Al-Khwarazmi popularized use of the Indian symbols, which we now incorrectly call "Arabic numerals," as well as the exotic notion of zero -- a symbol for nothing whatsoever.
European sages, in turn, picked up the idea of zero from the Arabs.
At first, the notion of a complete absence (true zero) didn't sit well with western minds. Greco-Roman philosophy, as typified in the teachings of Aristotle, had been hostile to the concept of nothingness. It had no place for the idea of complete emptiness, even in what passed for the idea of "outer space," which in those days of an Earth-centered cosmos included everything above the moon.
You might say that classical thinkers abhorred a vacuum. Certainly, they avoided the void. Indeed, until the end of the 19th century, thousands of highly sophisticated scientists believed that outer space simply could not be empty.

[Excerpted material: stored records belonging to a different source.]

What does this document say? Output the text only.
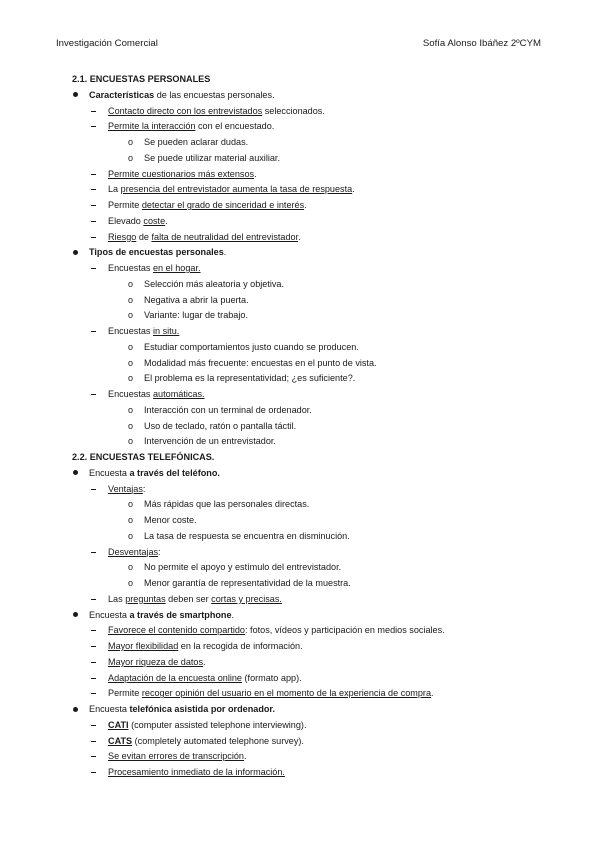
Investigación Comercial	Sofía Alonso Ibáñez 2ºCYM
2.1. ENCUESTAS PERSONALES
Características de las encuestas personales.
Contacto directo con los entrevistados seleccionados.
Permite la interacción con el encuestado.
o Se pueden aclarar dudas.
o Se puede utilizar material auxiliar.
Permite cuestionarios más extensos.
La presencia del entrevistador aumenta la tasa de respuesta.
Permite detectar el grado de sinceridad e interés.
Elevado coste.
Riesgo de falta de neutralidad del entrevistador.
Tipos de encuestas personales.
Encuestas en el hogar.
o Selección más aleatoria y objetiva.
o Negativa a abrir la puerta.
o Variante: lugar de trabajo.
Encuestas in situ.
o Estudiar comportamientos justo cuando se producen.
o Modalidad más frecuente: encuestas en el punto de vista.
o El problema es la representatividad; ¿es suficiente?.
Encuestas automáticas.
o Interacción con un terminal de ordenador.
o Uso de teclado, ratón o pantalla táctil.
o Intervención de un entrevistador.
2.2. ENCUESTAS TELEFÓNICAS.
Encuesta a través del teléfono.
Ventajas:
o Más rápidas que las personales directas.
o Menor coste.
o La tasa de respuesta se encuentra en disminución.
Desventajas:
o No permite el apoyo y estímulo del entrevistador.
o Menor garantía de representatividad de la muestra.
Las preguntas deben ser cortas y precisas.
Encuesta a través de smartphone.
Favorece el contenido compartido: fotos, vídeos y participación en medios sociales.
Mayor flexibilidad en la recogida de información.
Mayor riqueza de datos.
Adaptación de la encuesta online (formato app).
Permite recoger opinión del usuario en el momento de la experiencia de compra.
Encuesta telefónica asistida por ordenador.
CATI (computer assisted telephone interviewing).
CATS (completely automated telephone survey).
Se evitan errores de transcripción.
Procesamiento inmediato de la información.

They figured it had to be filled with some stuff they called "ether."
Moreover, zero messed up the orderly behavior of arithmetic. Sometimes, it didn't do anything at all: 473 -- 0 = 473. Big deal. But sometimes it made a colossal mess: 473 / 0 = . . . um, well, infinity. Or something else. Or whatever you want it to be.
But to Eastern minds, nothing was no big deal. After all, many Hindu and Buddhist beliefs were based on the idea that reality actually is illusory, a sort of fictional movie that our brains foolishly project on a screen of cosmic nothingness. In addition, Judeo-Christian and Islamic creation stories involved a deity shaping the Earth from a featureless void.

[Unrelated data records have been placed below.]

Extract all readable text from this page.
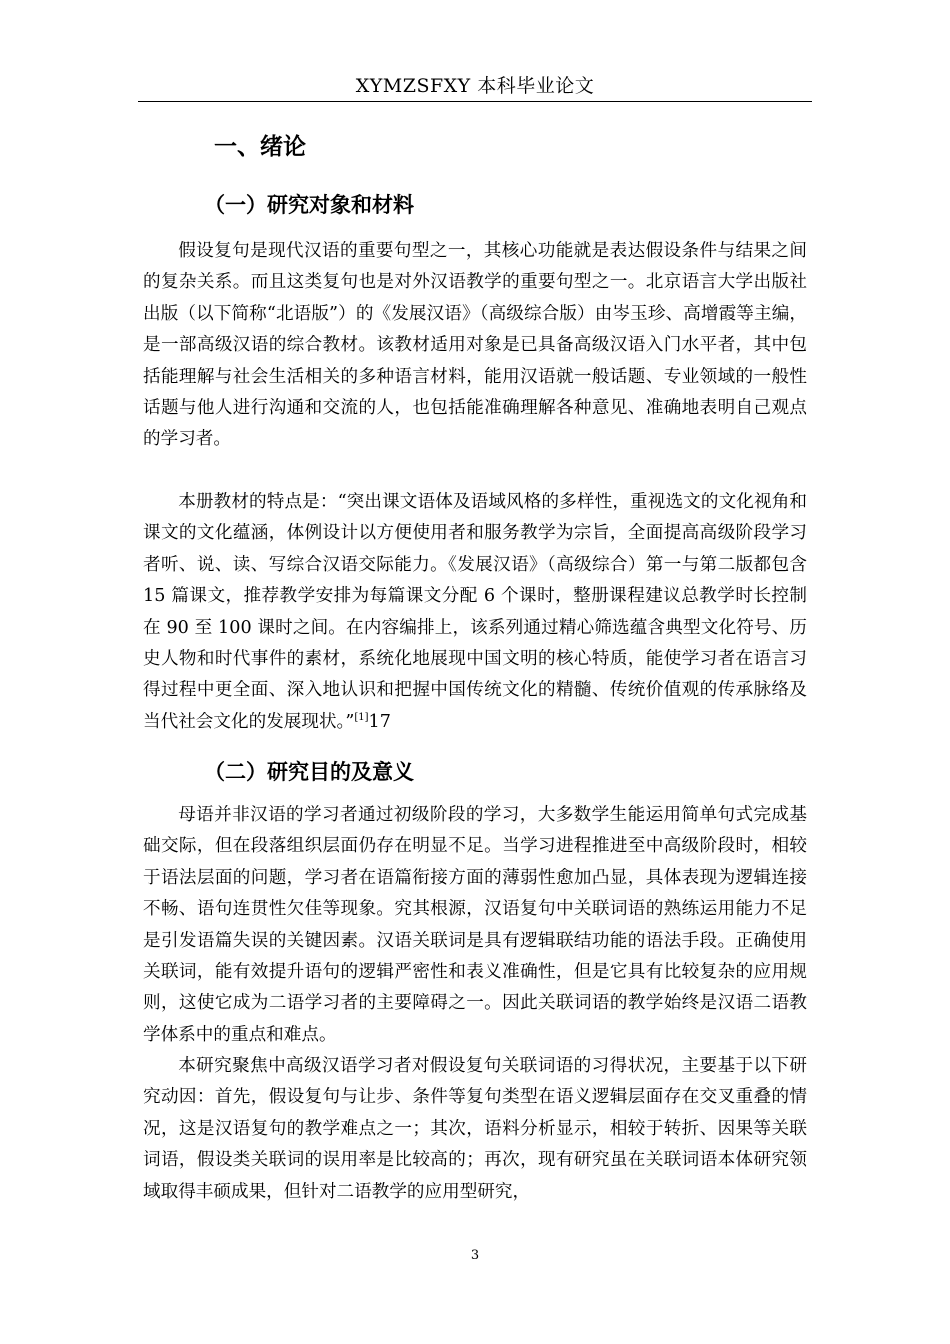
XYMZSFXY 本科毕业论文
一、绪论
（一）研究对象和材料

假设复句是现代汉语的重要句型之一，其核心功能就是表达假设条件与结果之间的复杂关系。而且这类复句也是对外汉语教学的重要句型之一。北京语言大学出版社出版（以下简称“北语版”）的《发展汉语》（高级综合版）由岑玉珍、高增霞等主编，是一部高级汉语的综合教材。该教材适用对象是已具备高级汉语入门水平者，其中包括能理解与社会生活相关的多种语言材料，能用汉语就一般话题、专业领域的一般性话题与他人进行沟通和交流的人，也包括能准确理解各种意见、准确地表明自己观点的学习者。

本册教材的特点是：“突出课文语体及语域风格的多样性，重视选文的文化视角和课文的文化蕴涵，体例设计以方便使用者和服务教学为宗旨，全面提高高级阶段学习者听、说、读、写综合汉语交际能力。《发展汉语》（高级综合）第一与第二版都包含 15 篇课文，推荐教学安排为每篇课文分配 6 个课时，整册课程建议总教学时长控制在 90 至 100 课时之间。在内容编排上，该系列通过精心筛选蕴含典型文化符号、历史人物和时代事件的素材，系统化地展现中国文明的核心特质，能使学习者在语言习得过程中更全面、深入地认识和把握中国传统文化的精髓、传统价值观的传承脉络及当代社会文化的发展现状。”[1]17

（二）研究目的及意义

母语并非汉语的学习者通过初级阶段的学习，大多数学生能运用简单句式完成基础交际，但在段落组织层面仍存在明显不足。当学习进程推进至中高级阶段时，相较于语法层面的问题，学习者在语篇衔接方面的薄弱性愈加凸显，具体表现为逻辑连接不畅、语句连贯性欠佳等现象。究其根源，汉语复句中关联词语的熟练运用能力不足是引发语篇失误的关键因素。汉语关联词是具有逻辑联结功能的语法手段。正确使用关联词，能有效提升语句的逻辑严密性和表义准确性，但是它具有比较复杂的应用规则，这使它成为二语学习者的主要障碍之一。因此关联词语的教学始终是汉语二语教学体系中的重点和难点。

本研究聚焦中高级汉语学习者对假设复句关联词语的习得状况，主要基于以下研究动因：首先，假设复句与让步、条件等复句类型在语义逻辑层面存在交叉重叠的情况，这是汉语复句的教学难点之一；其次，语料分析显示，相较于转折、因果等关联词语，假设类关联词的误用率是比较高的；再次，现有研究虽在关联词语本体研究领域取得丰硕成果，但针对二语教学的应用型研究，

3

Philosophy aside, Arabic numerals, with their positional notation and nifty zero, were terrific business tools for those more interested in money than metaphysics.
So by the early 13th century, the Islamic-Indian method of calculating was being advocated by a few Europeans, among them a well-traveled Italian merchant and part-time mathematician named Fibonacci. His book Liber Abaci, or Book of the Abacus, urged the benefits of the Arabic numbering system.
It made a lot of sense. In those days, Europeans were still doing math with Roman numerals. And you couldn't get very far by placing CDXXXVII over LXIV and adding the columns. But put 103 over 21, and you almost automatically ended up with 124. Indeed, calculating with Arabic numerals seemed to be just as fast as using a counting board and gave the user far greater range.
Nonetheless, acceptance was slow. In 1299, Florence banned use of Arabic numerals, ostensibly because it was so easy to alter them -- for example, by turning a 0 into a 6. Of course, a Roman I could be changed to a V with as little effort, but never mind.
Finally, by 1500, there had been plenty of head-to-head computation competitions between counting boards and Arabic numbers. And the numbers were starting to win every time.
Roman numerals finally began to disappear except for ceremonial purposes. And zero, the numerical embodiment of nothing at all, was here to stay.